Die Rostocker Tram – wohin bitteschön?
Gestern bog ich mit der Linie 2 vom Südstadtcenter in Richtung Nobelstraße, als eine rüstige alte Dame aufsprang, den Kopf schüttelte, auf die LCD-Anzeige sah und irritiert zu Tür ging. Dort drehte sie sich um und fragte mich: Seit wann? Ich erwiderte: Seit einiger Zeit schon. Ja – die Linie 2 fährt nun zum Südblick, statt zur Mensa, dafür fährt die Linie 6 jetzt zur Mensa, statt zum Südblick. Die Nr. 5 lebt und tingelt nun nicht – wie erhofft – über die neu geschaffene Abkürzung Goethestraße, sondern kurvt erst einmal um die gesamte Innenstadt, um dann in den Nordwesten zu gelangen. Unterwegs trifft man dann auf die Linie 2, die weltmännisch linksherum die Stadt umkreist, um anschließend nach Dierkow zu flüchten. Wahrscheinlich wurden die übrigen Linien auch gehörig durchmischt und von findigen Verkehrsexperten, die morgen mit dem eigenen Kfz zur Arbeit fahren neu verteilt. Für eine Fahrt vom Südblick nach Evershagen kann man nun gut und gern 50 min einplanen, wogegen es mit dem Auto 20 min sind. Toll gemacht! Weiter so!

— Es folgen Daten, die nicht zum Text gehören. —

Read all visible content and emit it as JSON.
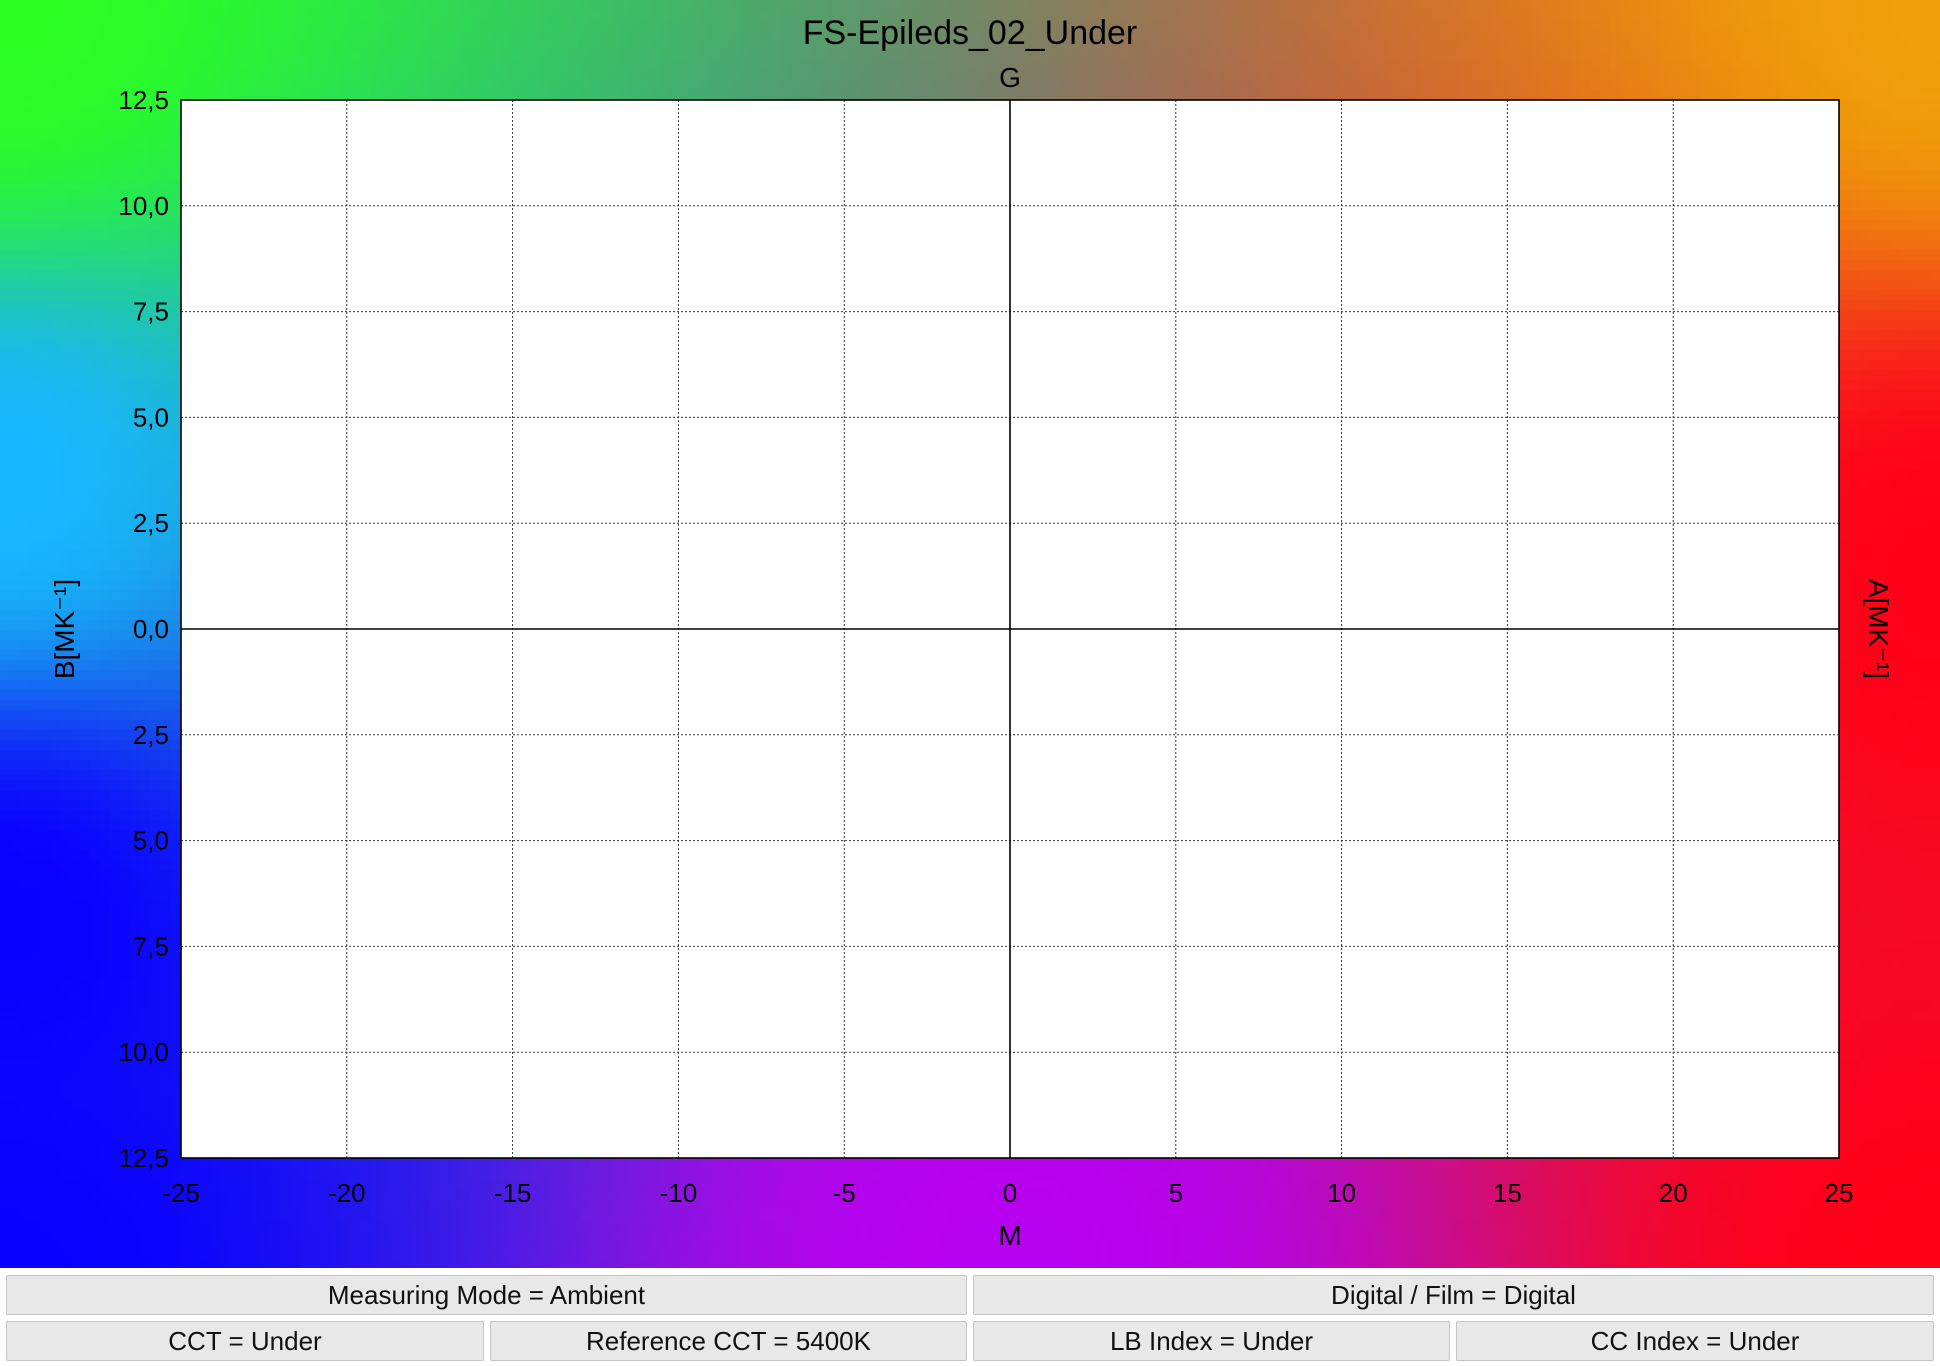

Rostocker Straba – ein Jahr nach dem Start der Anti-Vandalismus-Kampagne

Wo sind nur die Fahrgäste? Im Auto unterwegs?

18. Dezember 2006 um 15:26
hey hey komm. immerhin muß man ab januar mehr kohle aufm tisch legen, um eines der begehrten tickets zu erhaschen. da kommt ein wenig kreativität seitens der rsag doch gelegen. für mehr geld – mehr von rostock sehen. sehr sozial. freue mich schon auf die zukunftspläne der rsag, wenn landnahe regionen mit einbezogen werden. von lüttenklein zum hauptbahnhof direkt über heiligendamm.

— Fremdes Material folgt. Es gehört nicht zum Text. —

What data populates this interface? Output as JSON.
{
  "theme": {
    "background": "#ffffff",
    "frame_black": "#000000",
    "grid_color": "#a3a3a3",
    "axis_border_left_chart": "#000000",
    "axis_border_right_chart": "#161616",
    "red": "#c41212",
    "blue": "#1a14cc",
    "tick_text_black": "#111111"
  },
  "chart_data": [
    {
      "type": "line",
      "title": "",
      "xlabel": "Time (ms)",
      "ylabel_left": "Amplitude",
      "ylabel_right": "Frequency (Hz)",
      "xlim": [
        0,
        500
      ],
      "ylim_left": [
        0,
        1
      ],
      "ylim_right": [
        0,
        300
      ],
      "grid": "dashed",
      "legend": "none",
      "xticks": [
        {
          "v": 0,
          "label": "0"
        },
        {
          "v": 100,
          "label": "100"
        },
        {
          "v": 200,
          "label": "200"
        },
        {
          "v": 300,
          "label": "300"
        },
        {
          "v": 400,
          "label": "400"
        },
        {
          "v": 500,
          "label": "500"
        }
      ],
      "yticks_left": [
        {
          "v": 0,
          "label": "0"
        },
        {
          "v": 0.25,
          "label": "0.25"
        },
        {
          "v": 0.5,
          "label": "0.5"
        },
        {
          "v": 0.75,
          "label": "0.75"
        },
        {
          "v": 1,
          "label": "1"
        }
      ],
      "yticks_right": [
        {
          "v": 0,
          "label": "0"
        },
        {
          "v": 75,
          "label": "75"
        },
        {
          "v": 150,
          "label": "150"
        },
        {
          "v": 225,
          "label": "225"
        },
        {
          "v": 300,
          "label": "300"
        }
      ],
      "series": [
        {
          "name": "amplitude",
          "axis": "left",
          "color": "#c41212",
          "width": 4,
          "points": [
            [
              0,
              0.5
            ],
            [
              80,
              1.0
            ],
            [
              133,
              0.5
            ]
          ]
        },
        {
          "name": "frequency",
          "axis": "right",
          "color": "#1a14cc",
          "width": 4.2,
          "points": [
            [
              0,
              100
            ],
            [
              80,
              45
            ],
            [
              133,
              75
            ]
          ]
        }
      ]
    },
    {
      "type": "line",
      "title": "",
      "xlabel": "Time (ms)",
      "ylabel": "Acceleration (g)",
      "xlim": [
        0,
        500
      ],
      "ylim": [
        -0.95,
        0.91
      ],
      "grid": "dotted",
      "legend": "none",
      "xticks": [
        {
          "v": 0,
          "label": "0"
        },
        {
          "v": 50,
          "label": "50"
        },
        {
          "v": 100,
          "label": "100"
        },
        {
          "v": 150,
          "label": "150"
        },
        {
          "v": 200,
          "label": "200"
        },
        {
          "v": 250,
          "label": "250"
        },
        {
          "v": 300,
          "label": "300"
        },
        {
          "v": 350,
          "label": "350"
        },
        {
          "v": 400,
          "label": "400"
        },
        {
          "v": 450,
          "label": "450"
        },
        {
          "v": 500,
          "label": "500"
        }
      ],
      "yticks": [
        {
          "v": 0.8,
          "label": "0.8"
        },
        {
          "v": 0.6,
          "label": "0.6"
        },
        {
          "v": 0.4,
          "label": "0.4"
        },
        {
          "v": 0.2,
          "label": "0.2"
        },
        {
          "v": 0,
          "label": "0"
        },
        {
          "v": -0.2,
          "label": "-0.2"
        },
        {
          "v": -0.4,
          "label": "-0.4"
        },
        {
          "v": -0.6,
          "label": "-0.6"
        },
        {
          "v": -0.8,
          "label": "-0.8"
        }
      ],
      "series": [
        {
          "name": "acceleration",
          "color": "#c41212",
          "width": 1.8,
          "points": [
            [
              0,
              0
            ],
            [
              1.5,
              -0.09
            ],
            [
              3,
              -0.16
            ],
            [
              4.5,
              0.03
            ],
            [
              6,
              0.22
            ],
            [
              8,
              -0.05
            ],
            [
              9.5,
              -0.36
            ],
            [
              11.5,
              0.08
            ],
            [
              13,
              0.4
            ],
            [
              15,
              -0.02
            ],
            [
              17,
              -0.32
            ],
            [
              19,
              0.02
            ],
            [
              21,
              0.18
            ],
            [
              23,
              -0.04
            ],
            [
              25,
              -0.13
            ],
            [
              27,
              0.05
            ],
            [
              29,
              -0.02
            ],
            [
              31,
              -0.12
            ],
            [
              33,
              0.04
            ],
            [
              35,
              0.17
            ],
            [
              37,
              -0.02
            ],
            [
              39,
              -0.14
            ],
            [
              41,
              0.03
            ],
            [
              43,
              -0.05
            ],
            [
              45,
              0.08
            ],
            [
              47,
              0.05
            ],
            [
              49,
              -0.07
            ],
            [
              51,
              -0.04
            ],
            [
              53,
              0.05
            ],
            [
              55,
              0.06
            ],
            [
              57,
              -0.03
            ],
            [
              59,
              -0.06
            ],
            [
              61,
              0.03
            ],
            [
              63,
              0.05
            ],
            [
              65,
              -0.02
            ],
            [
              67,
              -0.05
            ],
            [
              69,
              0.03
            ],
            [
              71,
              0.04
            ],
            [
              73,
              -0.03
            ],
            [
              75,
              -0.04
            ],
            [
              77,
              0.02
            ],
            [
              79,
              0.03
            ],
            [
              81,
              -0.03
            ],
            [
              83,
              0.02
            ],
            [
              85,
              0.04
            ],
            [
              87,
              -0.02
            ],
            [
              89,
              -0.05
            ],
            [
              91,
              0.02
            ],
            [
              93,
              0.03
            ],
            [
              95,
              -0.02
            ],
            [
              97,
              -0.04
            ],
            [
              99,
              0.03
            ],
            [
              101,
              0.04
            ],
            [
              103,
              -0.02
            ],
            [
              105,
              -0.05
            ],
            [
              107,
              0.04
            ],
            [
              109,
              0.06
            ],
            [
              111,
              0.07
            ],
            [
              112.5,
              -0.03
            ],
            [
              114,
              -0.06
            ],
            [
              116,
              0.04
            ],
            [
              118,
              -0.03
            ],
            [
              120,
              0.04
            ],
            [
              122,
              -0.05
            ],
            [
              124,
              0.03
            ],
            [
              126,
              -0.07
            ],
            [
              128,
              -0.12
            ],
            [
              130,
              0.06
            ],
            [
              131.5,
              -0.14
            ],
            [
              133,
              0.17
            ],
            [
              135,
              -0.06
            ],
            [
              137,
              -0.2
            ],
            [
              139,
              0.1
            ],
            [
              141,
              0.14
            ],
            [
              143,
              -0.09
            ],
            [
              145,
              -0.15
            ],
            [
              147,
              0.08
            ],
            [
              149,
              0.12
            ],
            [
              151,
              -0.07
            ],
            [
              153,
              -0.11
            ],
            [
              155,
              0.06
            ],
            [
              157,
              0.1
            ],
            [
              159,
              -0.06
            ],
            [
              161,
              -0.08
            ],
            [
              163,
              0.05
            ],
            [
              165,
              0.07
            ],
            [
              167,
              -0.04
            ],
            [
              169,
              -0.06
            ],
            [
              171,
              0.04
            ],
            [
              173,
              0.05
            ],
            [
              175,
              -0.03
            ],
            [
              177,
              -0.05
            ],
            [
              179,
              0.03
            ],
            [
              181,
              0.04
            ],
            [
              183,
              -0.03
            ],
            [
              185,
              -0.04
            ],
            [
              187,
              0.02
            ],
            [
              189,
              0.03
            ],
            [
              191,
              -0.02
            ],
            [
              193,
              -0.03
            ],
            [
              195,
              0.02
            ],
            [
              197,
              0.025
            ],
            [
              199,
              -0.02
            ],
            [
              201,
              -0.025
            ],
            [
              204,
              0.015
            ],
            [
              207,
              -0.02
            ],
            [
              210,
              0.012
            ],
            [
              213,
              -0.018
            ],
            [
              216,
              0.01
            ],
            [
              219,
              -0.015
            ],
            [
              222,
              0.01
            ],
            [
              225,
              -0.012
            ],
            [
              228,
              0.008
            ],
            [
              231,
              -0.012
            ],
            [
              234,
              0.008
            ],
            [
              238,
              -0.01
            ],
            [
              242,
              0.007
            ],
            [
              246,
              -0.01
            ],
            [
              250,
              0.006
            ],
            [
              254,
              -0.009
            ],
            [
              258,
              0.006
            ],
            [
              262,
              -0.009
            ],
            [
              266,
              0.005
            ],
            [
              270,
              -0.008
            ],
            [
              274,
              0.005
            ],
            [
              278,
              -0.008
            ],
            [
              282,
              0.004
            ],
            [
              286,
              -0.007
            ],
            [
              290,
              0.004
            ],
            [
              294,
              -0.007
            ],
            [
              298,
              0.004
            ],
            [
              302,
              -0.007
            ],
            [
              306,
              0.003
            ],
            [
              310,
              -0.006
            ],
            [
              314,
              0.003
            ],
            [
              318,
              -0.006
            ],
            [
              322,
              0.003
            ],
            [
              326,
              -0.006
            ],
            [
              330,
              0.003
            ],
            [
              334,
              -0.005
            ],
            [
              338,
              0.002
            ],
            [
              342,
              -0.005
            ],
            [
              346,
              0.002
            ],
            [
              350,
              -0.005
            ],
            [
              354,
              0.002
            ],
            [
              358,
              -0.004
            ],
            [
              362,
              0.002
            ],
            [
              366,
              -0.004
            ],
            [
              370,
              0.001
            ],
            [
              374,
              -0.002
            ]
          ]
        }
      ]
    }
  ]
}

18. Dezember 2006 um 15:28
Da bin ich auch gespannt. Wenn ich nachher aber mit der Straba nach Bad Doberan länger brauche als mit dem Wochenendticket der Bahn nach Mailand haben wir etwas falsch gemacht
18. Dezember 2006 um 17:43
Ich “erfreue” mich auch immer mehr an der Preispolitik der RSAG. Das Kurzstreckenticket für 1,20 € als Alternative für den Gang zu Fuß ist für mich eine Frechheit. Vier Haltestellen dürfen damit abgefahren werden.
1. Hauptsitz Amt für Stadtgrün (ehemals Doberaner Platz)
2. Kröpeliner Tor
3. Lange Straße
4. Neuer Markt
Interessant wäre auch ein Reisezeitvergleich (ohne Weihnachtsmarkteinflüsse) zwischen Tram und Fußgänger.
18. Dezember 2006 um 18:12
Die Strapazenbahn fährt ja bis nach Dierkow, da bin ich auch schon mal spaßeshalber zur Endstation mitkariolt, als ich arbeitslos war und mich keine Zeitsorgen drückten. Schon nicht schlecht, da sieht man mal was von Rostock. Andererseits sind einfach zu viele pubertierende Jugendliche und Schnapsdünstende Sozialfälle an Bord, um wirklich unbeschwert zu reisen. In meinem Auto ist es alles anders: Ich bin allein, kann schnell fahren und mit mir selbst reden. Das sind viele Vorteile. Andererseits kann die Straßenbahn parken wo sie will. Herrjeh, wie denn nun!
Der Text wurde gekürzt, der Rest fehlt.